Par Arnaud Robert
Dans un environnement soumis au règne du béton, du métal et du verre, on oublie parfois que la France est une terre de forêts immémoriales, où certains perçoivent de troublantes forces telluriques, tandis que d’autres entendent le mystère de la Création.
Sait-on que la France est le pays au monde qui compte le plus grand nombre de propriétaires forestiers privés ? Que Chambord, avec ses 32 kilomètres de mur, est le plus vaste parc forestier clos d’Europe ? Qui connaît l’expression le « bat l’eau », lorsque le cerf tente de déjouer la meute en se réfugiant au milieu de l’étang, dans l’espoir de se débarrasser des limiers ? Qui sait qu’il existe encore des droits d’usage comme l’affouage et le ramassage des champignons ou encore que les « pieds corniers » sont des arbres imposants délimitant un espace défendu ?
Les forêts forment des lieux à vocations multiples pour les hommes : lieux de prières païennes ou chrétiennes, lieux de songes poétiques et de méditations personnelles, lieux de ravitaillement domestique (chauffage, nourriture, vêtements), lieux servant de refuge, lieux, aussi, de tragiques batailles et de funestes exécutions…
L’ouvrage du spécialiste de l’histoire de l’environnement Jean-Michel Derex retrace agréablement les différents visages de nos forêts grâce à une douzaine de grands thèmes, tous plus passionnants les uns que les autres : la forêt des dieux et des saints (la forêt sacrée, la sylve comme ascèse, la forêt des abbayes), la forêt en mouvement à travers les âges, le rôle du bois (on relève une intéressante étude sur le flottage) et ses usages (industrie, édification des maisons, marine, chemins de fer, tonnellerie…), les cueillettes (bois mort, feuilles mortes, bruyères et genêts, baies sauvages, champignons), la gestion de la forêt (martelage, allées, bornes, rôle de l’Etat et de la commune), la forêt pour les loisirs (vénerie, tourisme)…
Les derniers chapitres abordent la forêt sous un angle original et historique, la forêt idéologique : le chêne de saint Louis, la forêt de Brocéliande et l’identité française vantée par Barrès, l’insolite chêne du maréchal Pétain, la forêt en armes (la ligne Maginot, Verdun, Compiègne).
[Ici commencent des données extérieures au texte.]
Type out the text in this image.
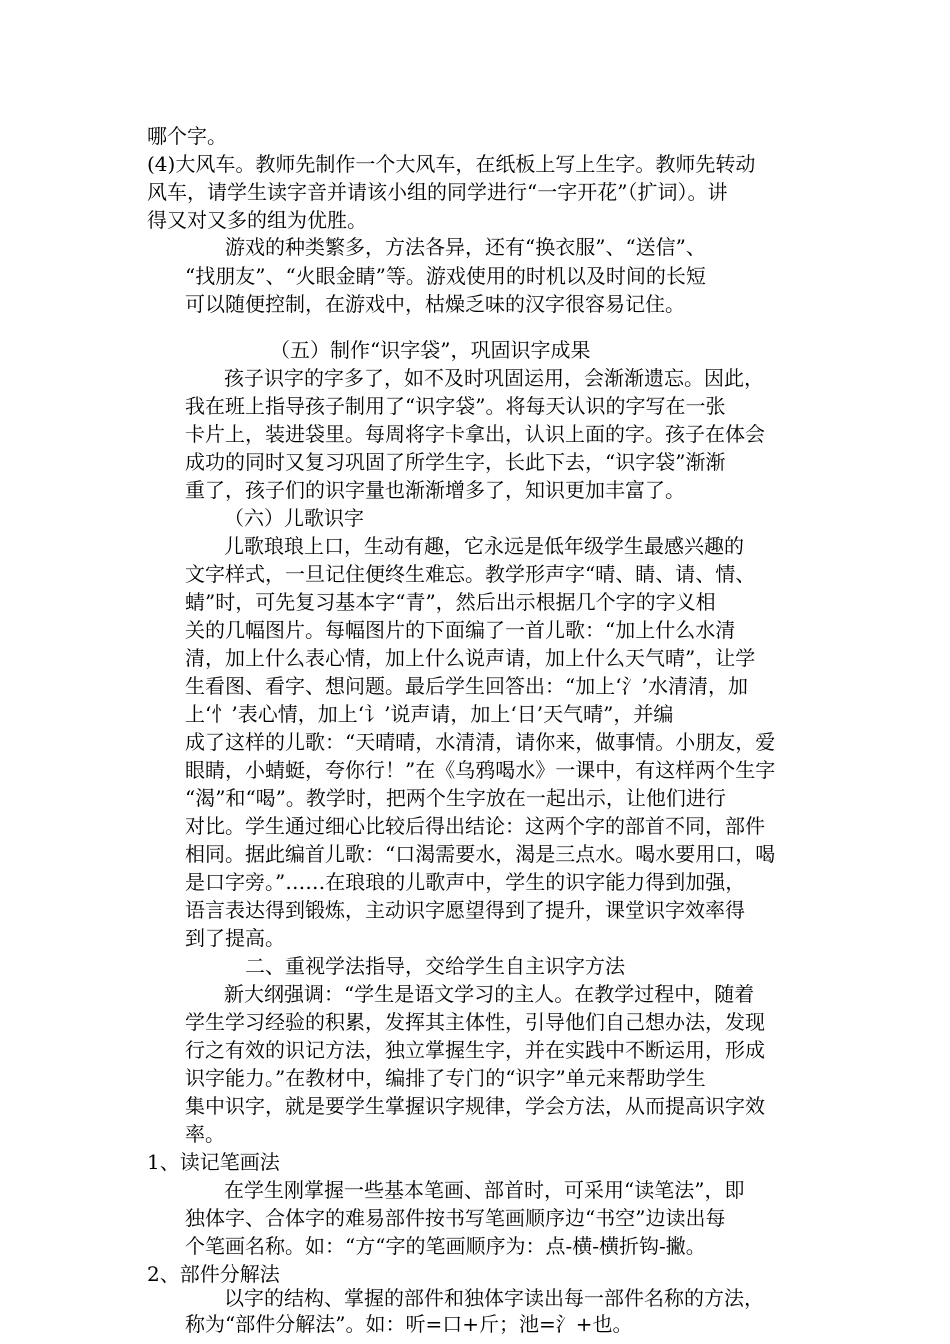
哪个字。
(4)大风车。教师先制作一个大风车，在纸板上写上生字。教师先转动
风车，请学生读字音并请该小组的同学进行“一字开花”（扩词）。讲
得又对又多的组为优胜。
游戏的种类繁多，方法各异，还有“换衣服”、“送信”、
“找朋友”、“火眼金睛”等。游戏使用的时机以及时间的长短
可以随便控制，在游戏中，枯燥乏味的汉字很容易记住。
（五）制作“识字袋”，巩固识字成果
孩子识字的字多了，如不及时巩固运用，会渐渐遗忘。因此，
我在班上指导孩子制用了“识字袋”。将每天认识的字写在一张
卡片上，装进袋里。每周将字卡拿出，认识上面的字。孩子在体会
成功的同时又复习巩固了所学生字，长此下去，“识字袋”渐渐
重了，孩子们的识字量也渐渐增多了，知识更加丰富了。
（六）儿歌识字
儿歌琅琅上口，生动有趣，它永远是低年级学生最感兴趣的
文字样式，一旦记住便终生难忘。教学形声字“晴、睛、请、情、
蜻”时，可先复习基本字“青”，然后出示根据几个字的字义相
关的几幅图片。每幅图片的下面编了一首儿歌：“加上什么水清
清，加上什么表心情，加上什么说声请，加上什么天气晴”，让学
生看图、看字、想问题。最后学生回答出：“加上‘氵’水清清，加
上‘忄’表心情，加上‘讠’说声请，加上‘日’天气晴”，并编
成了这样的儿歌：“天晴晴，水清清，请你来，做事情。小朋友，爱
眼睛，小蜻蜓，夸你行！”在《乌鸦喝水》一课中，有这样两个生字
“渴”和“喝”。教学时，把两个生字放在一起出示，让他们进行
对比。学生通过细心比较后得出结论：这两个字的部首不同，部件
相同。据此编首儿歌：“口渴需要水，渴是三点水。喝水要用口，喝
是口字旁。”……在琅琅的儿歌声中，学生的识字能力得到加强，
语言表达得到锻炼，主动识字愿望得到了提升，课堂识字效率得
到了提高。
二、重视学法指导，交给学生自主识字方法
新大纲强调：“学生是语文学习的主人。在教学过程中，随着
学生学习经验的积累，发挥其主体性，引导他们自己想办法，发现
行之有效的识记方法，独立掌握生字，并在实践中不断运用，形成
识字能力。”在教材中，编排了专门的“识字”单元来帮助学生
集中识字，就是要学生掌握识字规律，学会方法，从而提高识字效
率。
1、读记笔画法
在学生刚掌握一些基本笔画、部首时，可采用“读笔法”，即
独体字、合体字的难易部件按书写笔画顺序边“书空”边读出每
个笔画名称。如：“方“字的笔画顺序为：点-横-横折钩-撇。
2、部件分解法
以字的结构、掌握的部件和独体字读出每一部件名称的方法，
称为“部件分解法”。如：听=口+斤；池=氵+也。
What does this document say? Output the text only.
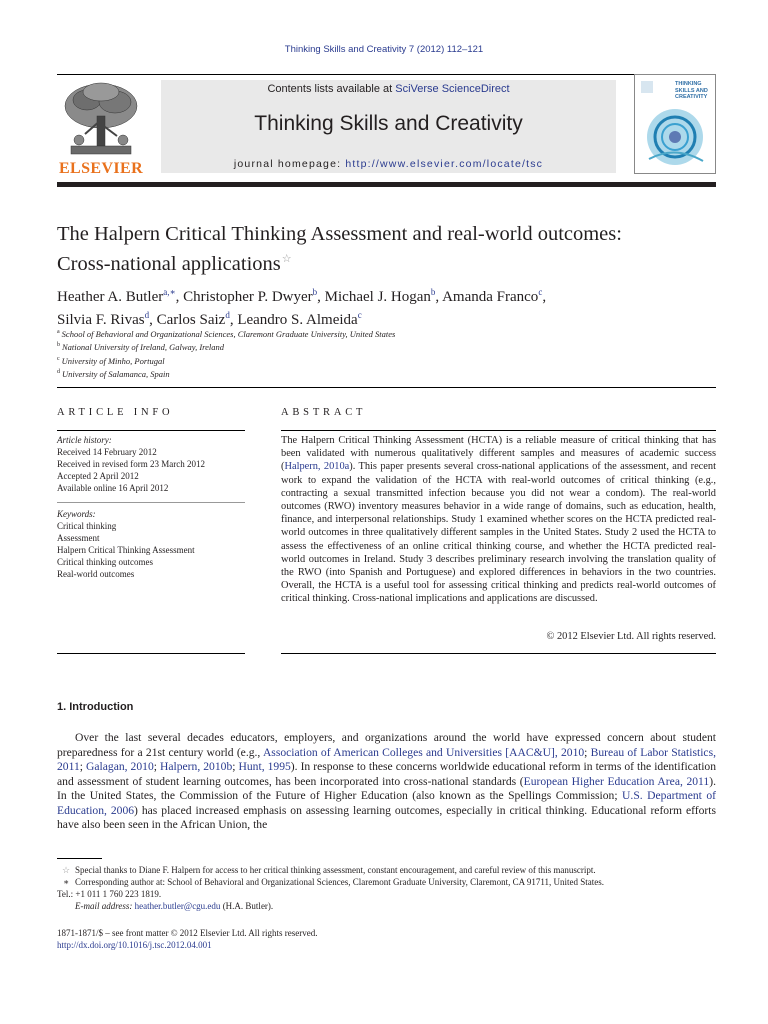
Thinking Skills and Creativity 7 (2012) 112–121
ELSEVIER
Contents lists available at SciVerse ScienceDirect
Thinking Skills and Creativity
journal homepage: http://www.elsevier.com/locate/tsc
THINKING SKILLS AND CREATIVITY
The Halpern Critical Thinking Assessment and real-world outcomes:
Cross-national applications☆
Heather A. Butler$^{a,∗}$, Christopher P. Dwyer$^b$, Michael J. Hogan$^b$, Amanda Franco$^c$,
Silvia F. Rivas$^d$, Carlos Saiz$^d$, Leandro S. Almeida$^c$
$^a$ School of Behavioral and Organizational Sciences, Claremont Graduate University, United States
$^b$ National University of Ireland, Galway, Ireland
$^c$ University of Minho, Portugal
$^d$ University of Salamanca, Spain
ARTICLE INFO	ABSTRACT
Article history:
Received 14 February 2012
Received in revised form 23 March 2012
Accepted 2 April 2012
Available online 16 April 2012
Keywords:
Critical thinking
Assessment
Halpern Critical Thinking Assessment
Critical thinking outcomes
Real-world outcomes
The Halpern Critical Thinking Assessment (HCTA) is a reliable measure of critical thinking that has been validated with numerous qualitatively different samples and measures of academic success (Halpern, 2010a). This paper presents several cross-national applications of the assessment, and recent work to expand the validation of the HCTA with real-world outcomes of critical thinking (e.g., contracting a sexual transmitted infection because you did not wear a condom). The real-world outcomes (RWO) inventory measures behavior in a wide range of domains, such as education, health, finance, and interpersonal relationships. Study 1 examined whether scores on the HCTA predicted real-world outcomes in three qualitatively different samples in the United States. Study 2 used the HCTA to assess the effectiveness of an online critical thinking course, and whether the HCTA predicted real-world outcomes in Ireland. Study 3 describes preliminary research involving the translation quality of the RWO (into Spanish and Portuguese) and explored differences in behaviors in the two countries. Overall, the HCTA is a useful tool for assessing critical thinking and predicts real-world outcomes of critical thinking. Cross-national implications and applications are discussed.
© 2012 Elsevier Ltd. All rights reserved.
1. Introduction
Over the last several decades educators, employers, and organizations around the world have expressed concern about student preparedness for a 21st century world (e.g., Association of American Colleges and Universities [AAC&U], 2010; Bureau of Labor Statistics, 2011; Galagan, 2010; Halpern, 2010b; Hunt, 1995). In response to these concerns worldwide educational reform in terms of the identification and assessment of student learning outcomes, has been incorporated into cross-national standards (European Higher Education Area, 2011). In the United States, the Commission of the Future of Higher Education (also known as the Spellings Commission; U.S. Department of Education, 2006) has placed increased emphasis on assessing learning outcomes, especially in critical thinking. Educational reform efforts have also been seen in the African Union, the

☆ Special thanks to Diane F. Halpern for access to her critical thinking assessment, constant encouragement, and careful review of this manuscript.

∗ Corresponding author at: School of Behavioral and Organizational Sciences, Claremont Graduate University, Claremont, CA 91711, United States.

Tel.: +1 011 1 760 223 1819.

E-mail address: heather.butler@cgu.edu (H.A. Butler).

1871-1871/$ – see front matter © 2012 Elsevier Ltd. All rights reserved.
http://dx.doi.org/10.1016/j.tsc.2012.04.001
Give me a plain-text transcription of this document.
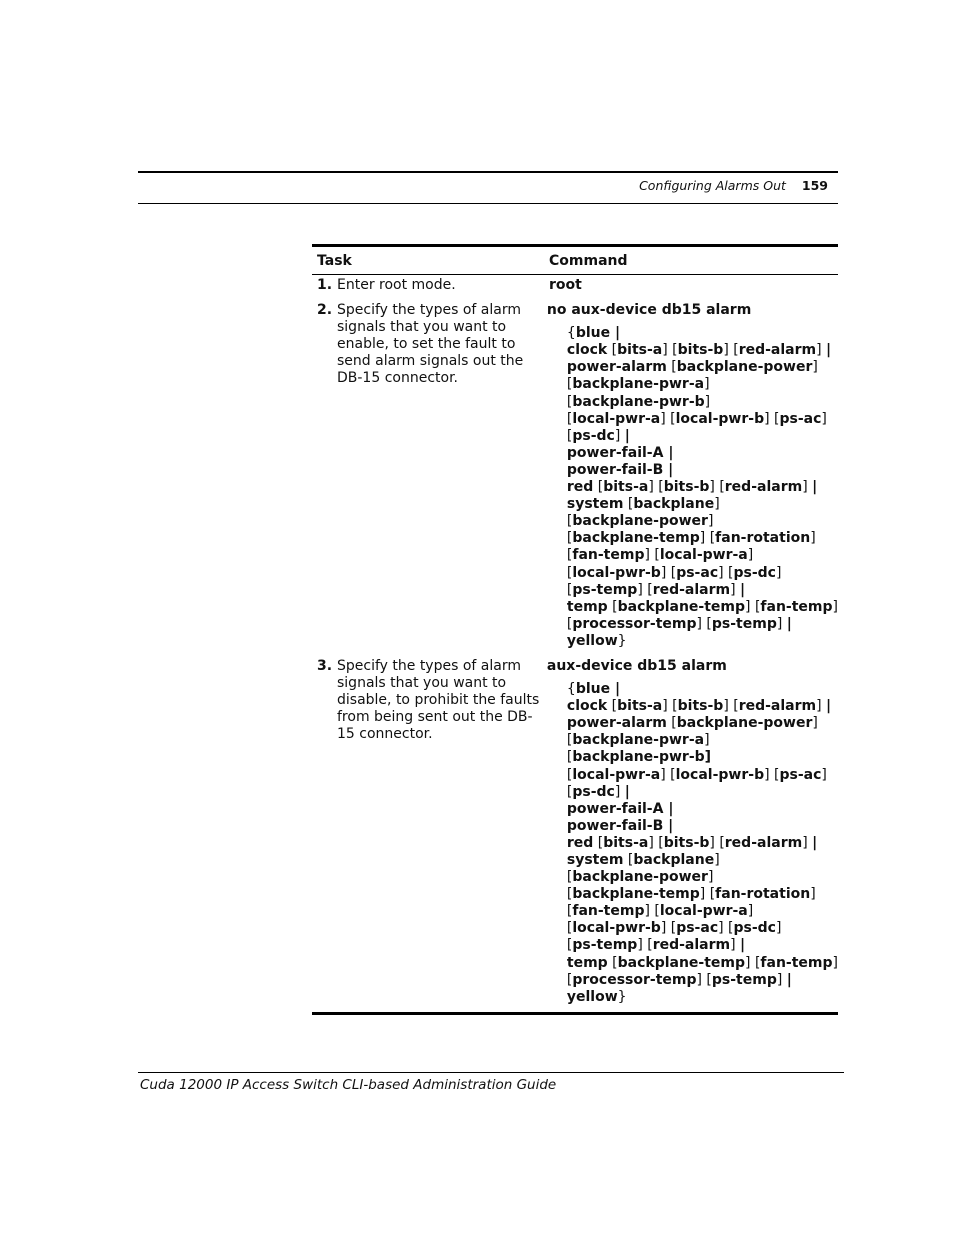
Configuring Alarms Out 159
Task	Command
1. Enter root mode.	root
2. Specify the types of alarm signals that you want to enable, to set the fault to send alarm signals out the DB-15 connector.
no aux-device db15 alarm
{blue |
clock [bits-a] [bits-b] [red-alarm] |
power-alarm [backplane-power]
[backplane-pwr-a]
[backplane-pwr-b]
[local-pwr-a] [local-pwr-b] [ps-ac]
[ps-dc] |
power-fail-A |
power-fail-B |
red [bits-a] [bits-b] [red-alarm] |
system [backplane]
[backplane-power]
[backplane-temp] [fan-rotation]
[fan-temp] [local-pwr-a]
[local-pwr-b] [ps-ac] [ps-dc]
[ps-temp] [red-alarm] |
temp [backplane-temp] [fan-temp]
[processor-temp] [ps-temp] |
yellow}
3. Specify the types of alarm signals that you want to disable, to prohibit the faults from being sent out the DB-15 connector.
aux-device db15 alarm
{blue |
clock [bits-a] [bits-b] [red-alarm] |
power-alarm [backplane-power]
[backplane-pwr-a]
[backplane-pwr-b]
[local-pwr-a] [local-pwr-b] [ps-ac]
[ps-dc] |
power-fail-A |
power-fail-B |
red [bits-a] [bits-b] [red-alarm] |
system [backplane]
[backplane-power]
[backplane-temp] [fan-rotation]
[fan-temp] [local-pwr-a]
[local-pwr-b] [ps-ac] [ps-dc]
[ps-temp] [red-alarm] |
temp [backplane-temp] [fan-temp]
[processor-temp] [ps-temp] |
yellow}
Cuda 12000 IP Access Switch CLI-based Administration Guide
Est également traitée la « forêt en marge », celle des prêtres réfractaires et de la Contre-Révolution des années 1790, celle des maquisards des années 1940. Enfin, la forêt des mythes et des légendes, avec par exemple la geste arthurienne, Merlin, la fée Viviane ou Perceval le Gallois et celle des contes et fables où vivent Blanche Neige, le Petit Poucet, le Petit Chaperon rouge, le prince charmant ou encore la Bête du Gévaudan…
Un livre érudit et plein de sève, servi par une iconographie feuillue et variée. Comme l’écrivait George Sand : « Tout le monde a donc droit à la beauté et à la poésie de nos forêts, gardons nos forêts, respectons nos grands arbres… ».
• Jean-Michel Derex, La Mémoire des forêts, Ulmer.